Dans l'exploitation d'appartements et d'immeubles résidentiels, la compréhension de l'amortissement et de la durée d'utilisation légale constitue la base de l'optimisation fiscale et des décisions d'investissement. Une comptabilisation correcte dans la déclaration fiscale annuelle permet de réduire sensiblement la charge fiscale.
Qu'est-ce que l'amortissement ? Comprendre les bases dans la gestion locative
L'amortissement est un traitement comptable consistant à ne pas enregistrer en une seule fois comme charge l'achat d'immobilisations telles que les bâtiments et les équipements, mais à les répartir en charges sur la durée d'utilisation légale. Le terrain n'est pas amortissable, car il est considéré comme ne perdant pas de valeur avec le temps. En gestion locative, seule la partie correspondant au bâtiment est concernée.
Amortissement global et régime spécial des immobilisations amortissables de faible montant
Les actifs dont le prix d'acquisition est compris entre 100 000 et moins de 200 000 yens peuvent être amortis sur trois ans en tant qu'immobilisations amorties globalement, avec l'avantage de ne pas être soumis à la taxe sur les immobilisations. Par ailleurs, les contribuables au régime de déclaration bleue peuvent utiliser le « régime spécial des immobilisations amortissables de faible montant », qui permet d'enregistrer intégralement en charges l'année d'achat les actifs de moins de 300 000 yens (dans la limite annuelle totale de 3 millions de yens), ce qui procure un effet fiscal important durant les exercices à forte rentabilité.
Quelle est la durée d'utilisation légale d'un appartement ?
La durée d'utilisation légale varie selon la structure du bâtiment et constitue un indicateur important pour les décisions d'investissement.
- Appartement en bois : 22 ans (y compris l'ossature bois traditionnelle et les méthodes préfabriquées à base de bois)
- Structure légère en acier (élément structurel de 3 mm ou moins) : 19 ans
- Structure légère en acier (élément structurel de plus de 3 mm et jusqu'à 4 mm) : 27 ans
Quels risques y a-t-il à dépasser la durée d'utilisation légale ?
Risque de ne plus pouvoir obtenir de financement
En règle générale, les établissements financiers n'accordent pas de financement aux biens ayant dépassé la durée d'utilisation légale. Pour les biens en bois de plus de 22 ans, les acheteurs ont eux aussi davantage de difficultés à obtenir un financement, ce qui rend la revente plus difficile. Même dans le cas d'un achat neuf, il est important d'anticiper l'impact possible sur une revente future.
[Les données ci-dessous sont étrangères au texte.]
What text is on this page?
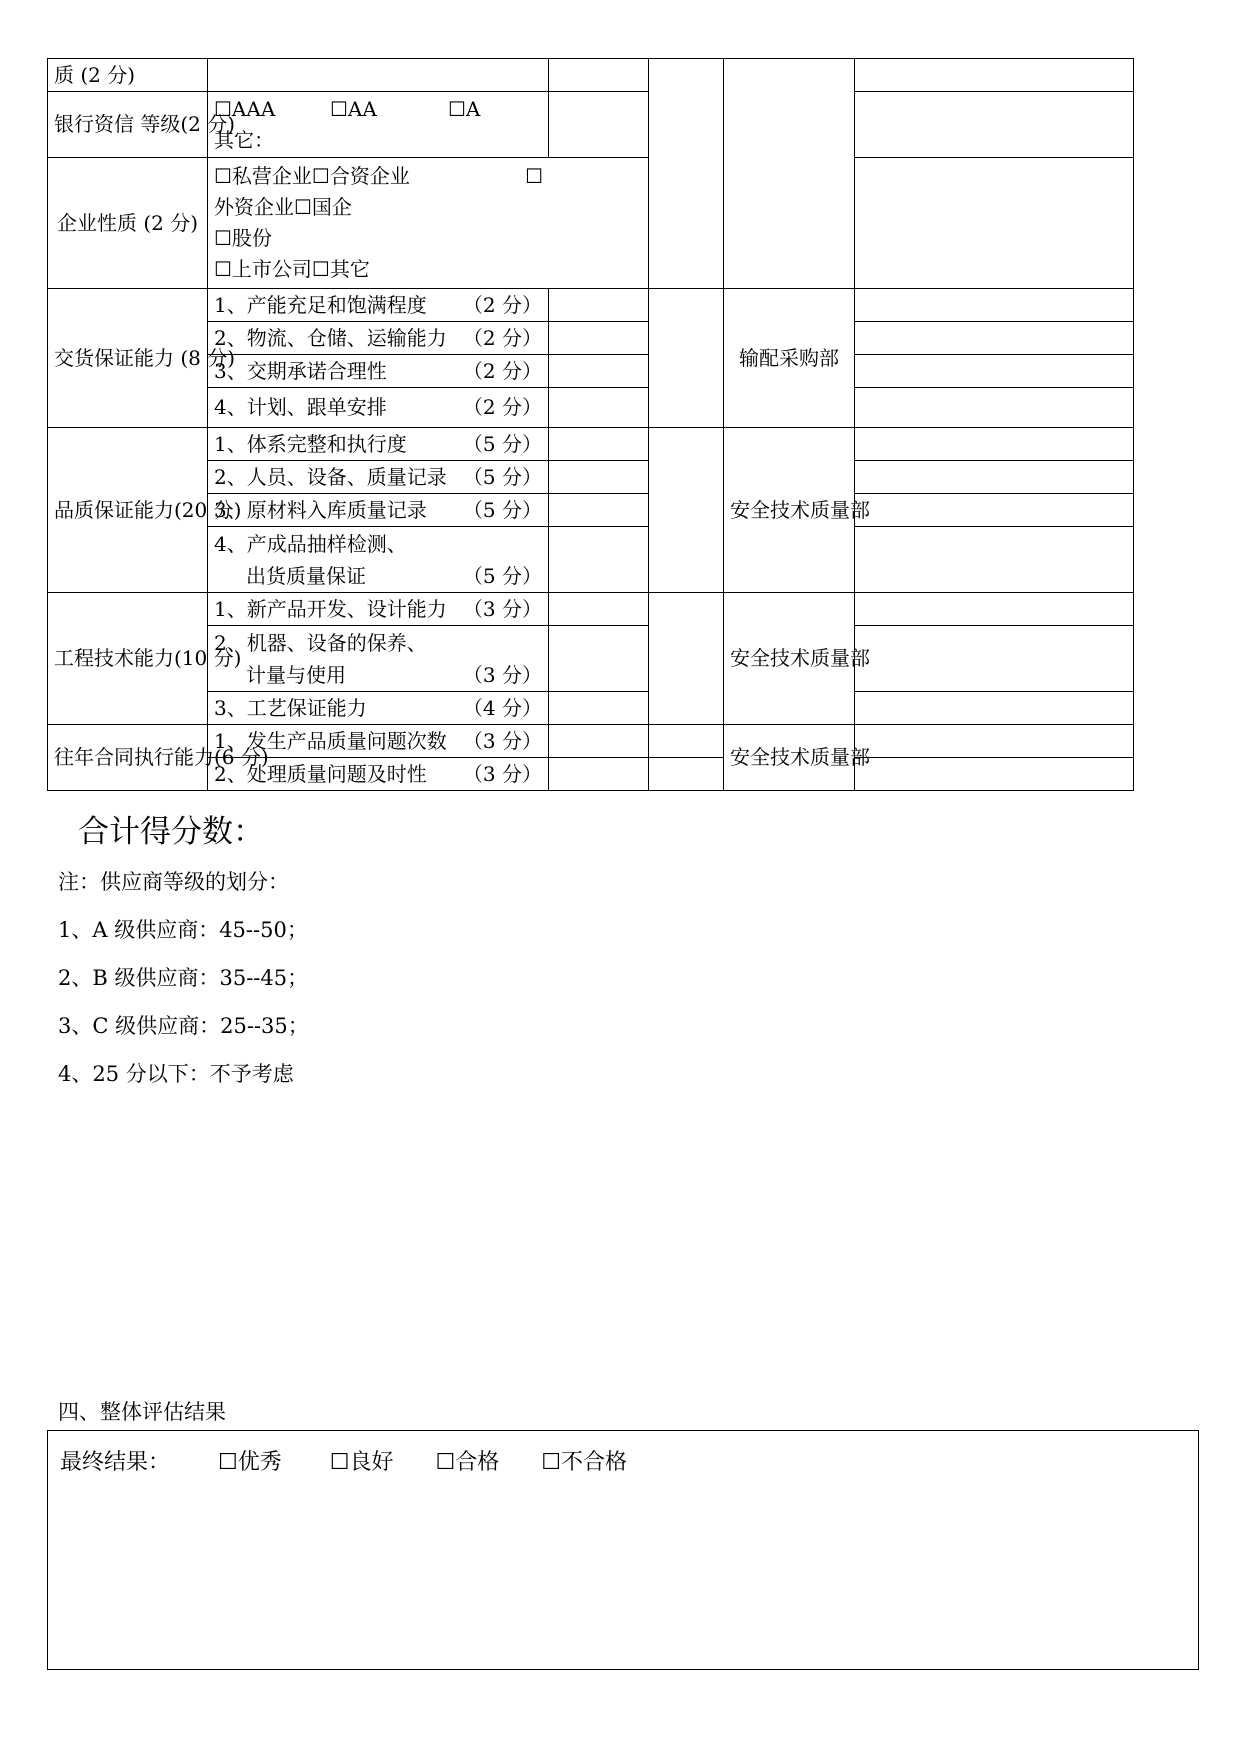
质 (2 分)					
银行资信 等级(2 分)	☐AAA ☐AA ☐A
其它：				

企业性质 (2 分)	☐私营企业☐合资企业 ☐
外资企业☐国企
☐股份
☐上市公司☐其它				

交货保证能力 (8 分)	1、产能充足和饱满程度 （2 分）			输配采购部	

	2、物流、仓储、运输能力 （2 分）				

	3、交期承诺合理性 （2 分）				

	4、计划、跟单安排 （2 分）				

品质保证能力(20 分)	1、体系完整和执行度 （5 分）			安全技术质量部	

	2、人员、设备、质量记录 （5 分）				

	3、原材料入库质量记录 （5 分）				

	4、产成品抽样检测、
出货质量保证 （5 分）				

工程技术能力(10 分)	1、新产品开发、设计能力 （3 分）			安全技术质量部	

	2、机器、设备的保养、
计量与使用 （3 分）				

	3、工艺保证能力 （4 分）				

往年合同执行能力(6 分)	1、发生产品质量问题次数 （3 分）			安全技术质量部	

	2、处理质量问题及时性 （3 分）				

合计得分数：
注：供应商等级的划分：
1、A 级供应商：45--50；
2、B 级供应商：35--45；
3、C 级供应商：25--35；
4、25 分以下：不予考虑
四、整体评估结果
最终结果： ☐优秀 ☐良好 ☐合格 ☐不合格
Risque de ne plus pouvoir pratiquer l'amortissement
Une fois la durée d'utilisation dépassée, les charges ne peuvent plus être comptabilisées, et le revenu imposable déclaré ainsi que le montant de l'impôt augmentent. Par exemple, si un appartement en bois de 50 millions de yens est amorti selon la méthode linéaire, 2,3 millions de yens par an (50 millions × 0,046) peuvent être comptabilisés en charges pendant 22 ans, mais cet avantage fiscal disparaît à l'issue de cette période.
Foire aux questions (FAQ)
Q. Faut-il obligatoirement comptabiliser l'amortissement chaque année ?
R. Pour les revenus fonciers des particuliers, l'amortissement est obligatoire et doit donc être comptabilisé chaque année. Même si une année n'est pas comptabilisée, la part non comptabilisée ne peut pas être reportée sur l'année suivante.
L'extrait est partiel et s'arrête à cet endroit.